Sparks Cases in Contemporary Law and Economic Scholarship

ABSTRACT:

“Sparks cases” arose in the late 19th century, when sparks from newly laid railroads caused fire damage to adjacent landowners. Sparks cases have become a staple example in law and economic scholarship over the last generation. This entry uses those cases to contrast the differences between leading approaches to law and economics and Austrian economics.  Sparks cases illustrate concretely important differences between welfare-maximizing and order-securing legal theories of regulation.  Many leading law and economic works assume that legal actors can maximize the welfare created from incompatible resource disputes; in sparks cases, such theories assume that legal actors may and should choose the regime of tort liability most likely to maximize the joint product from a railroad right of way and adjacent land.  Austrian economics focus on basic ordering, for it presumes that information shortfalls, subjective value, and changing resource uses all make it prohibitively difficult for legal actors to identify the highest and best uses of resources in conflict.
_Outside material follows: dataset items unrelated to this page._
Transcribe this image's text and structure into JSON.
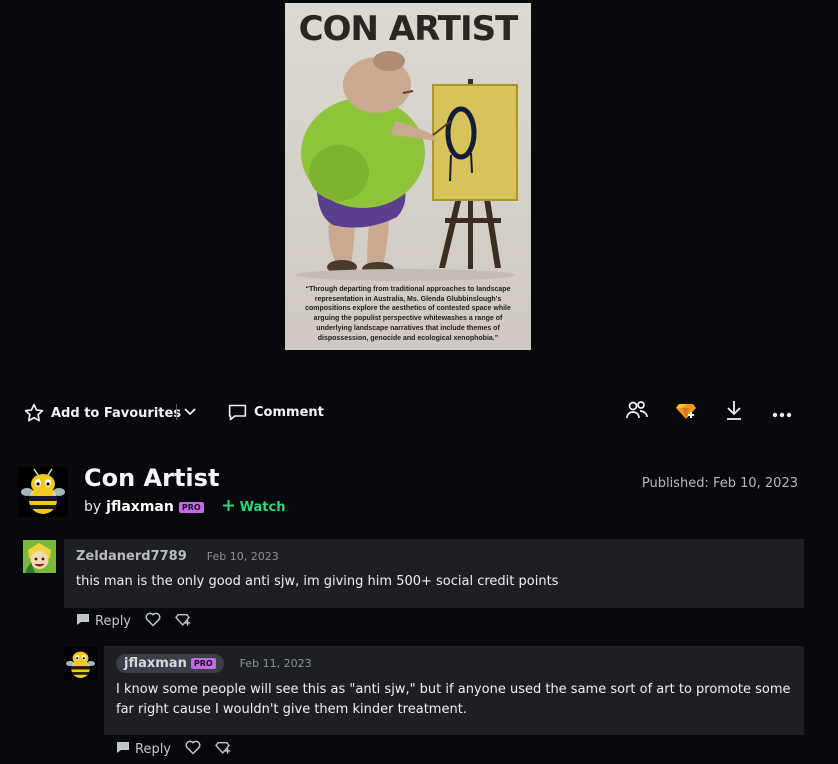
{
  "artwork": {
    "title_text": "CON ARTIST",
    "quote": "“Through departing from traditional approaches to landscape representation in Australia, Ms. Glenda Glubbinslough's compositions explore the aesthetics of contested space while arguing the populist perspective whitewashes a range of underlying landscape narratives that include themes of dispossession, genocide and ecological xenophobia.”"
  },
  "actions": {
    "favourite_label": "Add to Favourites",
    "comment_label": "Comment",
    "icons": [
      "star-icon",
      "chevron-down-icon",
      "comment-icon",
      "users-icon",
      "gem-icon",
      "download-icon",
      "more-icon"
    ]
  },
  "deviation": {
    "title": "Con Artist",
    "by_prefix": "by",
    "author": "jflaxman",
    "badge": "PRO",
    "watch_label": "Watch",
    "published": "Published: Feb 10, 2023"
  },
  "comments": [
    {
      "author": "Zeldanerd7789",
      "date": "Feb 10, 2023",
      "text": "this man is the only good anti sjw, im giving him 500+ social credit points",
      "reply_label": "Reply"
    },
    {
      "author": "jflaxman",
      "badge": "PRO",
      "date": "Feb 11, 2023",
      "text": "I know some people will see this as \"anti sjw,\" but if anyone used the same sort of art to promote some far right cause I wouldn't give them kinder treatment.",
      "reply_label": "Reply"
    }
  ],
  "colors": {
    "background": "#07090d",
    "card": "#1d1f23",
    "watch_green": "#2fd47a",
    "pro_purple": "#c36be8"
  }
}
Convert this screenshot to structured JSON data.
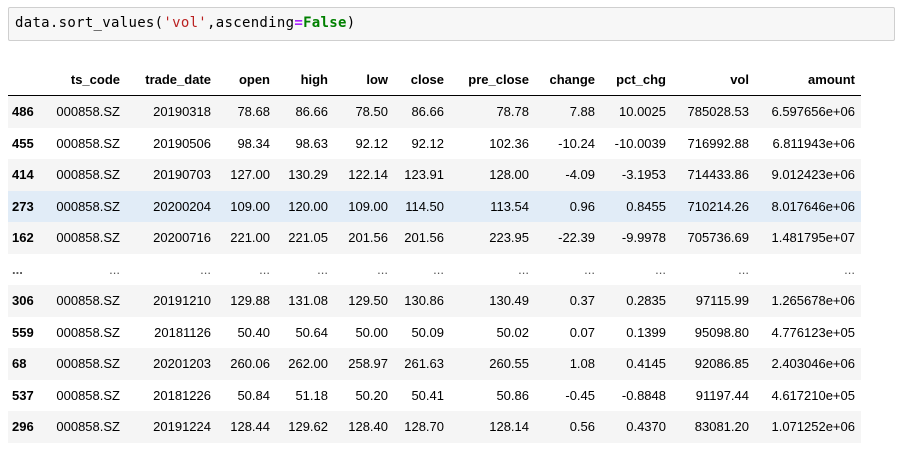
{
  "code": {
    "prefix": "data.sort_values(",
    "string": "'vol'",
    "middle": ",ascending",
    "operator": "=",
    "keyword": "False",
    "suffix": ")"
  },
  "table": {
    "columns": [
      "ts_code",
      "trade_date",
      "open",
      "high",
      "low",
      "close",
      "pre_close",
      "change",
      "pct_chg",
      "vol",
      "amount"
    ],
    "rows": [
      {
        "index": "486",
        "cells": [
          "000858.SZ",
          "20190318",
          "78.68",
          "86.66",
          "78.50",
          "86.66",
          "78.78",
          "7.88",
          "10.0025",
          "785028.53",
          "6.597656e+06"
        ]
      },
      {
        "index": "455",
        "cells": [
          "000858.SZ",
          "20190506",
          "98.34",
          "98.63",
          "92.12",
          "92.12",
          "102.36",
          "-10.24",
          "-10.0039",
          "716992.88",
          "6.811943e+06"
        ]
      },
      {
        "index": "414",
        "cells": [
          "000858.SZ",
          "20190703",
          "127.00",
          "130.29",
          "122.14",
          "123.91",
          "128.00",
          "-4.09",
          "-3.1953",
          "714433.86",
          "9.012423e+06"
        ]
      },
      {
        "index": "273",
        "cells": [
          "000858.SZ",
          "20200204",
          "109.00",
          "120.00",
          "109.00",
          "114.50",
          "113.54",
          "0.96",
          "0.8455",
          "710214.26",
          "8.017646e+06"
        ]
      },
      {
        "index": "162",
        "cells": [
          "000858.SZ",
          "20200716",
          "221.00",
          "221.05",
          "201.56",
          "201.56",
          "223.95",
          "-22.39",
          "-9.9978",
          "705736.69",
          "1.481795e+07"
        ]
      },
      {
        "index": "...",
        "cells": [
          "...",
          "...",
          "...",
          "...",
          "...",
          "...",
          "...",
          "...",
          "...",
          "...",
          "..."
        ]
      },
      {
        "index": "306",
        "cells": [
          "000858.SZ",
          "20191210",
          "129.88",
          "131.08",
          "129.50",
          "130.86",
          "130.49",
          "0.37",
          "0.2835",
          "97115.99",
          "1.265678e+06"
        ]
      },
      {
        "index": "559",
        "cells": [
          "000858.SZ",
          "20181126",
          "50.40",
          "50.64",
          "50.00",
          "50.09",
          "50.02",
          "0.07",
          "0.1399",
          "95098.80",
          "4.776123e+05"
        ]
      },
      {
        "index": "68",
        "cells": [
          "000858.SZ",
          "20201203",
          "260.06",
          "262.00",
          "258.97",
          "261.63",
          "260.55",
          "1.08",
          "0.4145",
          "92086.85",
          "2.403046e+06"
        ]
      },
      {
        "index": "537",
        "cells": [
          "000858.SZ",
          "20181226",
          "50.84",
          "51.18",
          "50.20",
          "50.41",
          "50.86",
          "-0.45",
          "-0.8848",
          "91197.44",
          "4.617210e+05"
        ]
      },
      {
        "index": "296",
        "cells": [
          "000858.SZ",
          "20191224",
          "128.44",
          "129.62",
          "128.40",
          "128.70",
          "128.14",
          "0.56",
          "0.4370",
          "83081.20",
          "1.071252e+06"
        ]
      }
    ],
    "highlighted_row_index": "273",
    "colors": {
      "header_rule": "#000000",
      "stripe": "#f5f5f5",
      "hover": "#e1ecf7"
    }
  }
}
In such constraints, the tort principles that regulate sparks disputes should be designed around simple and clear property boundaries, so that railroad operators are strictly liable for fires caused on land owners’ lots by sparks from their trains. 

This basic Austrian critique may be applied in other, more recent, and more complex fields of regulation.  If scholars hope to expose a wider audience of legal scholars to this critique, however, they must integrate Austrian themes better into the normative frameworks and scholarly categories applied by legal scholars.